I always thought Fingon’s death echoed Fingolfin’s in many ways.
“Thus [Fingolfin] came alone to Angband’s gates,” and, “At last Fingon stood alone.” Of Fingolfin’s death it says, “Morgoth took the body of the Elven-king and broke it, and would cast it to his wolves…” while after Fingon’s death, “they beat him into the dust with their maces, and his banner, blue and silver, they trod into the mire of his blood.”
There’s just something so unbearable, in both these cases, about the loss of someone so heroic and selfless and good, the fact that they died so tragically, and that their bodies were desecrated. But there is no rescue of Fingon’s body by Thorondor—and no body to rescue.
The other difference is in the context of their final moments. Fingolfin challenged Morgoth in “wrath and despair,” seeing the “utter ruin of the Noldor, and the defeat beyond redress of all their houses” after the Battle of the Sudden Flame.

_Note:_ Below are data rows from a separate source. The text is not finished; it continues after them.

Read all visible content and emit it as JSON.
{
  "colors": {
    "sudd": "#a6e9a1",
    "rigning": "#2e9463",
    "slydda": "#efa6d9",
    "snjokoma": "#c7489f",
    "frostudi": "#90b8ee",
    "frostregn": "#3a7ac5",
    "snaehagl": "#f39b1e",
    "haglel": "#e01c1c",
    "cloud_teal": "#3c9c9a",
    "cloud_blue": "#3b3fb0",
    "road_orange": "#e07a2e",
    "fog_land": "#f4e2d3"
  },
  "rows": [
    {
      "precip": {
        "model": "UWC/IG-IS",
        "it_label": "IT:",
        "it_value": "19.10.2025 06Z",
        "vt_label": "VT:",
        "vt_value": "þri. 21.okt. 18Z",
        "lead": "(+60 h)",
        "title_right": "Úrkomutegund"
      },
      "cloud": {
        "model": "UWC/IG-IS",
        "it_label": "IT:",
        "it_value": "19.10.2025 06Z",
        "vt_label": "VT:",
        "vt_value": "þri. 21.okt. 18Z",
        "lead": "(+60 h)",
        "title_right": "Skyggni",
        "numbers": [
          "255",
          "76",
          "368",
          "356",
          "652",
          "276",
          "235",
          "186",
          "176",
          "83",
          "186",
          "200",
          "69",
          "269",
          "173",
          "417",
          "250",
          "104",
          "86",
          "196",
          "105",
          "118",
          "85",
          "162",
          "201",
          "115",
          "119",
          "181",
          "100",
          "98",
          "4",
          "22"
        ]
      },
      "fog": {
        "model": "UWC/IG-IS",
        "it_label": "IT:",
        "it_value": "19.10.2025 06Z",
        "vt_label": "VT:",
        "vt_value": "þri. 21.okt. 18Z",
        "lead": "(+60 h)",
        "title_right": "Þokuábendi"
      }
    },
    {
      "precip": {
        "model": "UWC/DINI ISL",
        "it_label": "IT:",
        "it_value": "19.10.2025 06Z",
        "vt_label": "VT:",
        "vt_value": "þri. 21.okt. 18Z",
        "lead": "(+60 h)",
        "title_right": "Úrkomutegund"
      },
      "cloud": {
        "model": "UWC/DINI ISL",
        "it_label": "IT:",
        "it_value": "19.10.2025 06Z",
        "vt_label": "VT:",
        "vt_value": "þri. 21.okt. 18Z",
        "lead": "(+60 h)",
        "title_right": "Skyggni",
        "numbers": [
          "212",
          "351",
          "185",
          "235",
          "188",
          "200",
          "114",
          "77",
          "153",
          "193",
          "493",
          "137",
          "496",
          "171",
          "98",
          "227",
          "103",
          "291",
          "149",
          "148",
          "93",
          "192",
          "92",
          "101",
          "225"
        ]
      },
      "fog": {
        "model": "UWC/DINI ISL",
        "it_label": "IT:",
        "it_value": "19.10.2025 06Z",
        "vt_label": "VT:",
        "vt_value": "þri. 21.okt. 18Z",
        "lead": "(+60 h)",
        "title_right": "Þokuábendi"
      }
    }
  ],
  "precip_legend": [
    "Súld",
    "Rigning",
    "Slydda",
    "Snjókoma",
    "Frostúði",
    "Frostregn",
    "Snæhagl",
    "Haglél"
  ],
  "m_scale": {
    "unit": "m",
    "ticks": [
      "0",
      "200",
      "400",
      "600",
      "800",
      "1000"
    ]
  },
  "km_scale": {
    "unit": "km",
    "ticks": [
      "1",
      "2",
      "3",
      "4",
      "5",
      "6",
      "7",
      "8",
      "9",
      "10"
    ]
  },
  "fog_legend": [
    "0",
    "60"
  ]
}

Whereas before the Battle of Unnumbered Tears, “Fingon heard afar the great trumpet of Turgon his brother, the shadow passed and his heart was uplifted, and he shouted aloud: ‘Utúlie’n aurë! Aiya Eldalië ar Atanatári, utúlie’n aurë! The day has come! Behold, people of the Eldar and Fathers of Men, the day has come!’”
LISTEN TO ME… this hurts so much. Fingolfin challenged Morgoth to single combat because he was in despair. But Fingon had so much hope for the course of the battle that day, and then in many ways his demise was even worse than his father’s. In the end, the Elves’ loss at the Nirnaeth Arnoediad was far worse than at the Dagor Bragollach.